Airbus sees no need for a fundamental reshaping of the industrial set up supporting its A220 programme to cope with the ongoing issues experienced by wing supplier Spirit AeroSystems.

Spirit has been seeking improved contract terms from Airbus for the work it performs on the A220 and A350 widebody.

Pre-Fal A220-c-Airbus

Source: Airbus

Airbus is seeking to raise output across two A220 production lines

This has led some observers to question whether the airframer would instead consider bringing that aerostructures work in-house, mirroring the integrated industrial set-up on its A320neo programme.

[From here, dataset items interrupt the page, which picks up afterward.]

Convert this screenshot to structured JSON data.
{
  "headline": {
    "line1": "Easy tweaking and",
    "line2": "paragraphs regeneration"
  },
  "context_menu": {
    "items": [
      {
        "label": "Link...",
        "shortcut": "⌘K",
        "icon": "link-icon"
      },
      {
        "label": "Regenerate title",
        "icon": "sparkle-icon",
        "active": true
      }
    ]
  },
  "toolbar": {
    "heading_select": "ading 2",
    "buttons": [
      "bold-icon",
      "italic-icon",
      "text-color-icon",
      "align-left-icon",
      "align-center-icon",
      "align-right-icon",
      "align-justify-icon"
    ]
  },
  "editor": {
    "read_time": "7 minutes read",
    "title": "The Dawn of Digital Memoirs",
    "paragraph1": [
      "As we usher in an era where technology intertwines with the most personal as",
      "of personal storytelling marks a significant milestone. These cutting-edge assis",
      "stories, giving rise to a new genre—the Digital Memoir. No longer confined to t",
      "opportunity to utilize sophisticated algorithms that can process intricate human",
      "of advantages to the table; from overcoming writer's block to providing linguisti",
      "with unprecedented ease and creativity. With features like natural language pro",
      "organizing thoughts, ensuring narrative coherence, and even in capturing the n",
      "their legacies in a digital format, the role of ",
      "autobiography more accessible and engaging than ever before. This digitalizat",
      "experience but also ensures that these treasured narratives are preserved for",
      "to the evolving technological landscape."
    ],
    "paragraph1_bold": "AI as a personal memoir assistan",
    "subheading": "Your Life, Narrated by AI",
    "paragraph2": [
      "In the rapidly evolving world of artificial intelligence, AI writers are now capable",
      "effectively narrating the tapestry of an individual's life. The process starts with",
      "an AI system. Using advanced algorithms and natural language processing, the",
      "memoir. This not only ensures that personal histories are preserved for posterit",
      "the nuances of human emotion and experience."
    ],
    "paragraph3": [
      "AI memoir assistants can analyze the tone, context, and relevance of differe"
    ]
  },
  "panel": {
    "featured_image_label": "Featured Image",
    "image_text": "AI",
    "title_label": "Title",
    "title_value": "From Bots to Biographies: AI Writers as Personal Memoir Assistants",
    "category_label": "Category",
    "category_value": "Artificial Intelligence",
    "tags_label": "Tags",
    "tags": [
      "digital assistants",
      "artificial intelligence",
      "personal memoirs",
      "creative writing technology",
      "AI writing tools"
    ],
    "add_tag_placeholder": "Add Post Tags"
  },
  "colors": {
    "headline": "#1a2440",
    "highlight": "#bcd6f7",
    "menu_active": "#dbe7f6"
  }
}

But Christian Scherer, chief executive of the airframer’s commercial aircraft business, says the immediate focus is “addressing the weaker links” in its supply chain as it seeks to ramp output to 14 aircraft per month by 2026.

Solving the issues in the supply chain “is what is driving us more than a strategic redesign of the set-up of the A220,” he said, briefing journalists at the Singapore air show on 20 February. “Now is not the time to do that.”

Although Airbus “does not rule out” any solutions “in how we address the tactical issues we are facing in the supply chain”, it is “not on a mission right now to re-organise our industrial set-up”, he adds.

Additionally, a potential stretch of the A220 – dubbed the -500 – is also “not at the forefront of our to-do list right now,” he adds.

Instead, the focus is maintaining the “trajectory” of the A220 programme towards the 14-per-month output across its two production lines in Mirabel in Canada and Mobile in the USA. While noting the ramp-up is “pretty steep” Scherer is confident the twinjet is on track to hit its goal by 2026.

Last year, the airframer handed over 68 A220s, an average rate of 5.6 aircrft per month.

Elsewhere, the airframer continues to battle multiple pinch-points across its wider supply chain. “We have weak links at pretty much every level of the supply chain,” he says.